You are discovering that Closure-compiler is built more for the end consumer and not as much for the library author.
If you are exporting basically everything, then you would be better off with SIMPLE_OPTIMIZATIONS. I would still highly encourage you to maintain compatibility of your library with ADVANCED_OPTIMIZATIONS so that users can compile the library source with their project.
First, I need closurebuilder.py to send the full list of files to the closure compiler. ...
In fact, the only solution I can see is having a FooLibrary.ExposeAPI JS file that #require's everything. Surely that can't be right?
You would need to specify an --root of your source folder and specify the namespaces of the leaf nodes of your file dependency tree. You may have better luck with the now deprecated CalcDeps.py script. I still use it for some projects.
What I can't do, apparently, is say "export FooLibrary.*". Wouldn't that make sense?
You can't do that because it only makes sense based on the final usage. You as the library writer wish to export everything, but perhaps a consumer of your library wishes to include the source (uncompiled) version and have more dead code elimination. Library authors are stuck in a kind of middle ground between SIMPLE and ADVANCED optimization levels.
What I have done for this case is maintain a separate exports file for my namespace that exports everything.

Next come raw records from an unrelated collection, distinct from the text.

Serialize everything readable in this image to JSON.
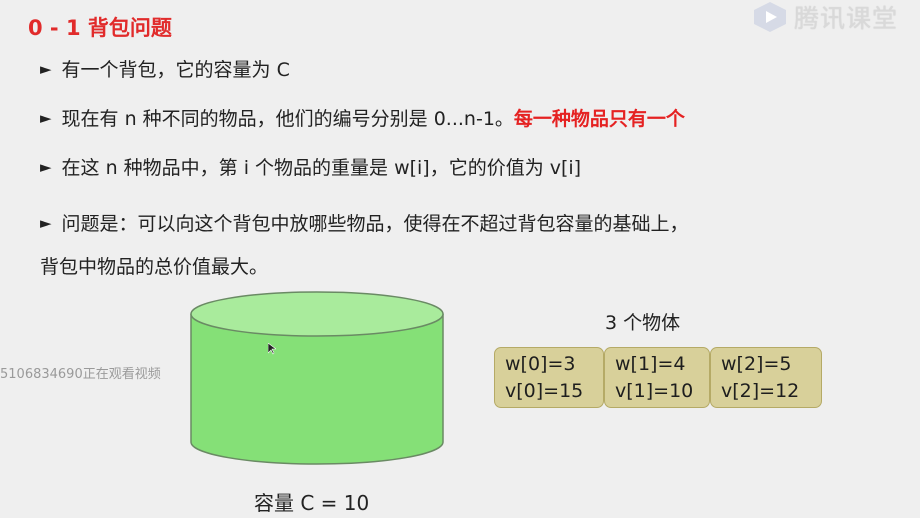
{
  "slide": {
    "title": "0 - 1 背包问题",
    "bullets": [
      {
        "text": "有一个背包，它的容量为 C",
        "highlight": ""
      },
      {
        "text": "现在有 n 种不同的物品，他们的编号分别是 0...n-1。",
        "highlight": "每一种物品只有一个"
      },
      {
        "text": "在这 n 种物品中，第 i 个物品的重量是 w[i]，它的价值为 v[i]",
        "highlight": ""
      },
      {
        "text": "问题是：可以向这个背包中放哪些物品，使得在不超过背包容量的基础上，",
        "continuation": "背包中物品的总价值最大。",
        "highlight": ""
      }
    ],
    "bullet_marker": "►",
    "knapsack": {
      "capacity_label": "容量 C = 10"
    },
    "items_title": "3 个物体",
    "items": [
      {
        "w": "w[0]=3",
        "v": "v[0]=15"
      },
      {
        "w": "w[1]=4",
        "v": "v[1]=10"
      },
      {
        "w": "w[2]=5",
        "v": "v[2]=12"
      }
    ]
  },
  "overlay": {
    "logo_text": "腾讯课堂",
    "watermark": "5106834690正在观看视频"
  },
  "colors": {
    "title": "#e12b2b",
    "highlight": "#e52222",
    "cylinder_fill": "#85e077",
    "cylinder_top": "#a9eb9c",
    "item_fill": "#d8d09a",
    "background": "#efefef"
  }
}
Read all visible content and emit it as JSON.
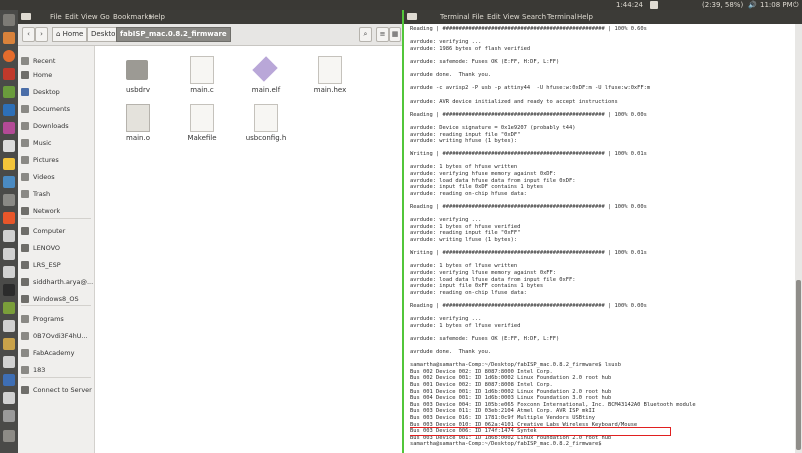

When compiling a standalone version of my library for distribution, the exports file is included in the compilation. However I can still include the library source (without the exports) into a project and get full dead code elimination. The work/payoff balance of this though must be weighed against just using SIMPLE_OPTIMIZATIONS for the standalone library.
My GeolocationMarker library has an example of this strategy.